To put that number in perspective, this represents ~40% of CVG’s consolidated revenues for the quarter and is nearly 5x the quarterly revenue of the HR Management business unit.  And as you can imagine, investors were thrilled (insert sarcasm here).  On a day when the market rose nearly 11%, CVG lost ~28% of it’s value and closed at an all-time low.  That’s right…the lowest price in it’s history at $7.16/share.

So what did CEO Dave Dougherty have to say?

“….In HR Management, we continue to make progress with our two large HR outsourcing implementations; however, our financial results are not satisfactory. As a result, we are taking a series of actions to reduce the implementation risk and improve the future earnings and cash flow in this business.

The two deals are Johnson & Johnson (signed in May of ‘07 as a 10-year, ~$1B HRO contract) and DuPont (announced in November of ‘05 as a 13-year, $1.1B global HRO account).  Due to the complexity of the change management initiatives, scope and scale of implementation, and revenue recognition ties to go-live, BPO providers must float their cost basis on a forward-funded model.  This creates undue pressure on the P&L and results in the outcome we see today.

So the age-old question once again raises it’s head - is large market HRO sustainable?  Can it be deployed profitably?  Will clients embrace standardization and will providers effectively innovate and deliver?  Unfortunately, today’s results continue to reinforce an increasingly negative perception of holistic HRO’s value proposition.  Let’s keep the conversation going.

4 Responses to “Large Market HR Outsourcing Takes Another Hit”

  1. Tim H Says:

    Wow - this is a huge hit to Convergys, but is hardly surprising. Convergys’ margins on these mega-deals were razor-thin, which left them open to these types of implementation risks. Those were magnified by their aggressively customized approach to each engagement, which did not allow them to capitalize on economies of scale across clients.

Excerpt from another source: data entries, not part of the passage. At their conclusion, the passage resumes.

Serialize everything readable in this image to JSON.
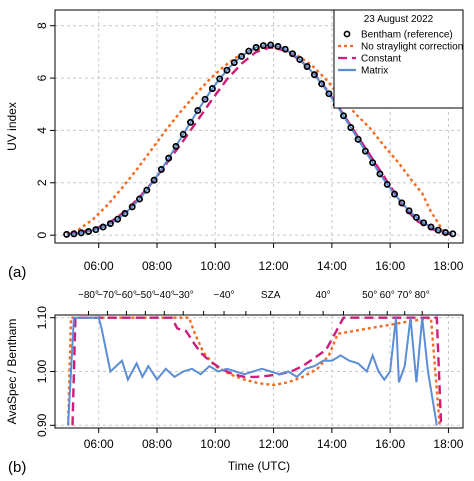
{
  "panel_labels": {
    "a": "(a)",
    "b": "(b)"
  },
  "chart_data": [
    {
      "type": "line",
      "panel": "a",
      "ylabel": "UV index",
      "xlim": [
        4.5,
        18.5
      ],
      "ylim": [
        -0.3,
        8.6
      ],
      "yticks": [
        0,
        2,
        4,
        6,
        8
      ],
      "xticks": [
        6,
        8,
        10,
        12,
        14,
        16,
        18
      ],
      "xtick_labels": [
        "06:00",
        "08:00",
        "10:00",
        "12:00",
        "14:00",
        "16:00",
        "18:00"
      ],
      "grid": true,
      "legend": {
        "placement": "top-right",
        "title": "23 August 2022",
        "entries": [
          {
            "name": "Bentham (reference)",
            "style": "circle-markers",
            "color": "#000000"
          },
          {
            "name": "No straylight correction",
            "style": "dotted",
            "color": "#f26b21"
          },
          {
            "name": "Constant",
            "style": "dashed",
            "color": "#cc1e7a"
          },
          {
            "name": "Matrix",
            "style": "solid",
            "color": "#5b8ed6"
          }
        ]
      },
      "series": [
        {
          "name": "Bentham (reference)",
          "color": "#000000",
          "x": [
            4.9,
            5.15,
            5.4,
            5.65,
            5.9,
            6.15,
            6.4,
            6.65,
            6.9,
            7.15,
            7.4,
            7.65,
            7.9,
            8.15,
            8.4,
            8.65,
            8.9,
            9.15,
            9.4,
            9.65,
            9.9,
            10.15,
            10.4,
            10.65,
            10.9,
            11.15,
            11.4,
            11.65,
            11.9,
            12.15,
            12.4,
            12.65,
            12.9,
            13.15,
            13.4,
            13.65,
            13.9,
            14.15,
            14.4,
            14.65,
            14.9,
            15.15,
            15.4,
            15.65,
            15.9,
            16.15,
            16.4,
            16.65,
            16.9,
            17.15,
            17.4,
            17.65,
            17.9,
            18.15
          ],
          "y": [
            0.03,
            0.05,
            0.09,
            0.14,
            0.21,
            0.31,
            0.44,
            0.61,
            0.83,
            1.08,
            1.38,
            1.72,
            2.1,
            2.51,
            2.94,
            3.39,
            3.85,
            4.31,
            4.76,
            5.19,
            5.6,
            5.97,
            6.3,
            6.59,
            6.83,
            7.03,
            7.17,
            7.24,
            7.26,
            7.21,
            7.1,
            6.93,
            6.71,
            6.44,
            6.13,
            5.78,
            5.4,
            4.99,
            4.56,
            4.11,
            3.66,
            3.21,
            2.77,
            2.34,
            1.94,
            1.57,
            1.23,
            0.93,
            0.68,
            0.47,
            0.31,
            0.19,
            0.1,
            0.05
          ]
        },
        {
          "name": "No straylight correction",
          "color": "#f26b21",
          "x": [
            4.9,
            5.3,
            5.8,
            6.3,
            6.8,
            7.3,
            7.8,
            8.3,
            8.8,
            9.3,
            9.8,
            10.3,
            10.8,
            11.3,
            11.8,
            12.3,
            12.8,
            13.3,
            13.8,
            14.3,
            14.8,
            15.3,
            15.8,
            16.3,
            16.8,
            17.1,
            17.4,
            17.8,
            18.1
          ],
          "y": [
            0.05,
            0.2,
            0.6,
            1.15,
            1.8,
            2.5,
            3.25,
            4.0,
            4.7,
            5.35,
            5.95,
            6.45,
            6.85,
            7.1,
            7.18,
            7.1,
            6.88,
            6.5,
            5.95,
            5.3,
            4.65,
            4.1,
            3.4,
            2.75,
            2.0,
            1.6,
            0.9,
            0.2,
            0.05
          ]
        },
        {
          "name": "Constant",
          "color": "#cc1e7a",
          "x": [
            4.9,
            5.4,
            5.9,
            6.4,
            6.9,
            7.4,
            7.9,
            8.4,
            8.9,
            9.4,
            9.9,
            10.4,
            10.9,
            11.4,
            11.9,
            12.4,
            12.9,
            13.4,
            13.9,
            14.4,
            14.9,
            15.4,
            15.9,
            16.4,
            16.9,
            17.4,
            17.8,
            18.1
          ],
          "y": [
            0.03,
            0.12,
            0.26,
            0.5,
            0.9,
            1.45,
            2.1,
            2.85,
            3.6,
            4.4,
            5.2,
            5.95,
            6.55,
            7.0,
            7.18,
            7.05,
            6.7,
            6.15,
            5.45,
            4.6,
            3.75,
            2.9,
            2.05,
            1.2,
            0.55,
            0.25,
            0.08,
            0.03
          ]
        },
        {
          "name": "Matrix",
          "color": "#5b8ed6",
          "x": [
            4.9,
            5.15,
            5.4,
            5.65,
            5.9,
            6.15,
            6.4,
            6.65,
            6.9,
            7.15,
            7.4,
            7.65,
            7.9,
            8.15,
            8.4,
            8.65,
            8.9,
            9.15,
            9.4,
            9.65,
            9.9,
            10.15,
            10.4,
            10.65,
            10.9,
            11.15,
            11.4,
            11.65,
            11.9,
            12.15,
            12.4,
            12.65,
            12.9,
            13.15,
            13.4,
            13.65,
            13.9,
            14.15,
            14.4,
            14.65,
            14.9,
            15.15,
            15.4,
            15.65,
            15.9,
            16.15,
            16.4,
            16.65,
            16.9,
            17.15,
            17.4,
            17.65,
            17.9,
            18.15
          ],
          "y": [
            0.03,
            0.05,
            0.09,
            0.14,
            0.21,
            0.31,
            0.44,
            0.61,
            0.83,
            1.08,
            1.38,
            1.72,
            2.1,
            2.51,
            2.94,
            3.39,
            3.85,
            4.31,
            4.76,
            5.19,
            5.6,
            5.97,
            6.3,
            6.59,
            6.83,
            7.03,
            7.17,
            7.24,
            7.26,
            7.21,
            7.1,
            6.93,
            6.71,
            6.44,
            6.13,
            5.78,
            5.4,
            4.99,
            4.56,
            4.11,
            3.66,
            3.21,
            2.77,
            2.34,
            1.94,
            1.57,
            1.23,
            0.93,
            0.68,
            0.47,
            0.31,
            0.19,
            0.1,
            0.05
          ]
        }
      ]
    },
    {
      "type": "line",
      "panel": "b",
      "ylabel": "AvaSpec / Bentham",
      "xlabel": "Time (UTC)",
      "xlim": [
        4.5,
        18.5
      ],
      "ylim": [
        0.895,
        1.105
      ],
      "yticks": [
        0.9,
        1.0,
        1.1
      ],
      "ytick_labels": [
        "0.90",
        "1.00",
        "1.10"
      ],
      "xticks": [
        6,
        8,
        10,
        12,
        14,
        16,
        18
      ],
      "xtick_labels": [
        "06:00",
        "08:00",
        "10:00",
        "12:00",
        "14:00",
        "16:00",
        "18:00"
      ],
      "top_axis": {
        "label": "SZA",
        "ticks": [
          {
            "x": 5.65,
            "label": "−80°"
          },
          {
            "x": 6.3,
            "label": "−70°"
          },
          {
            "x": 6.95,
            "label": "−60°"
          },
          {
            "x": 7.6,
            "label": "−50°"
          },
          {
            "x": 8.25,
            "label": "−40°"
          },
          {
            "x": 8.9,
            "label": "−30°"
          },
          {
            "x": 9.6,
            "label": ""
          },
          {
            "x": 10.3,
            "label": "−40°"
          },
          {
            "x": 11.05,
            "label": ""
          },
          {
            "x": 11.9,
            "label": "SZA"
          },
          {
            "x": 12.9,
            "label": ""
          },
          {
            "x": 13.7,
            "label": "40°"
          },
          {
            "x": 14.4,
            "label": ""
          },
          {
            "x": 15.3,
            "label": "50°"
          },
          {
            "x": 15.9,
            "label": "60°"
          },
          {
            "x": 16.5,
            "label": "70°"
          },
          {
            "x": 17.1,
            "label": "80°"
          }
        ]
      },
      "grid": true,
      "series": [
        {
          "name": "No straylight correction",
          "color": "#f26b21",
          "x": [
            4.95,
            5.05,
            9.1,
            9.3,
            9.6,
            10.0,
            10.5,
            11.0,
            11.5,
            12.0,
            12.5,
            13.0,
            13.5,
            13.9,
            14.2,
            17.4,
            17.55,
            17.7
          ],
          "y": [
            0.9,
            1.1,
            1.1,
            1.07,
            1.035,
            1.01,
            0.995,
            0.985,
            0.978,
            0.975,
            0.98,
            0.99,
            1.005,
            1.03,
            1.07,
            1.1,
            1.0,
            0.9
          ]
        },
        {
          "name": "Constant",
          "color": "#cc1e7a",
          "x": [
            5.1,
            5.2,
            8.5,
            8.7,
            9.0,
            9.3,
            9.5,
            9.8,
            10.2,
            10.6,
            11.0,
            11.4,
            11.8,
            12.2,
            12.6,
            13.0,
            13.4,
            13.8,
            14.2,
            14.4,
            17.6,
            17.75
          ],
          "y": [
            0.9,
            1.1,
            1.1,
            1.08,
            1.075,
            1.05,
            1.035,
            1.02,
            1.005,
            0.995,
            0.99,
            0.99,
            0.992,
            0.995,
            1.0,
            1.01,
            1.025,
            1.04,
            1.08,
            1.1,
            1.1,
            0.9
          ]
        },
        {
          "name": "Matrix",
          "color": "#5b8ed6",
          "x": [
            4.95,
            5.05,
            5.15,
            6.0,
            6.1,
            6.4,
            6.8,
            7.0,
            7.3,
            7.5,
            7.7,
            8.0,
            8.3,
            8.6,
            8.9,
            9.2,
            9.5,
            9.8,
            10.1,
            10.4,
            10.7,
            11.0,
            11.3,
            11.6,
            11.9,
            12.2,
            12.5,
            12.8,
            13.1,
            13.4,
            13.7,
            14.0,
            14.3,
            14.6,
            14.9,
            15.2,
            15.4,
            15.6,
            15.8,
            16.0,
            16.2,
            16.3,
            16.5,
            16.7,
            16.9,
            17.1,
            17.3,
            17.45,
            17.6
          ],
          "y": [
            0.9,
            1.0,
            1.1,
            1.1,
            1.08,
            1.0,
            1.02,
            0.985,
            1.015,
            0.99,
            1.01,
            0.985,
            1.005,
            0.99,
            1.0,
            1.005,
            0.995,
            1.01,
            1.0,
            1.005,
            1.0,
            0.995,
            1.0,
            1.005,
            1.0,
            0.995,
            1.0,
            0.99,
            1.005,
            1.01,
            1.02,
            1.02,
            1.03,
            1.02,
            1.015,
            1.0,
            1.03,
            1.0,
            0.985,
            1.0,
            1.1,
            0.98,
            1.01,
            1.1,
            0.98,
            1.1,
            1.0,
            0.95,
            0.9
          ]
        }
      ]
    }
  ]
}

    I wonder what changes this will drive not just at CVG, but in the industry as a whole? Will this change the way that advisory firms and customers approach deals? Will they be willing to accept more standardization to ensure the viability of their vendors? Not that anyone is shedding any tears for CVG today, but if this industry is going to survive, it seems like we all might have to move in a different direction.

  2. mark.stelzner Says:

    @Tim H - If large market HRO is to survive, the steps you suggest will have to be adopted. Otherwise I anticipate we will see a continued increase in sub-process outsourcing (talent mgmt, RPO, benefits, payroll, etc.). Thanks for the comments!

  3. Phil Fersht Says:

    You think anyone will want to buy Convergys’ HRO business? With Deloitte taking all the transformation dollars, might be challenging…

    PF

  4. mark.stelzner Says:

    @Phil Fersht - There is absolutely an asset there to buy. However, CVG’s CEO made an interesting comments per the analyst call that pertains to the ongoing implementations (reported by Workforce):

    ‘Specifically, Dougherty cited “two significant global outsourcing implementations” where the company is talking to the clients about changing the implementation approach.

    For these two clients, the company is looking at passing on the implementation to third parties, Dougherty said in the analyst call. However, the company would remain “the ongoing operator, potentially,” he said.’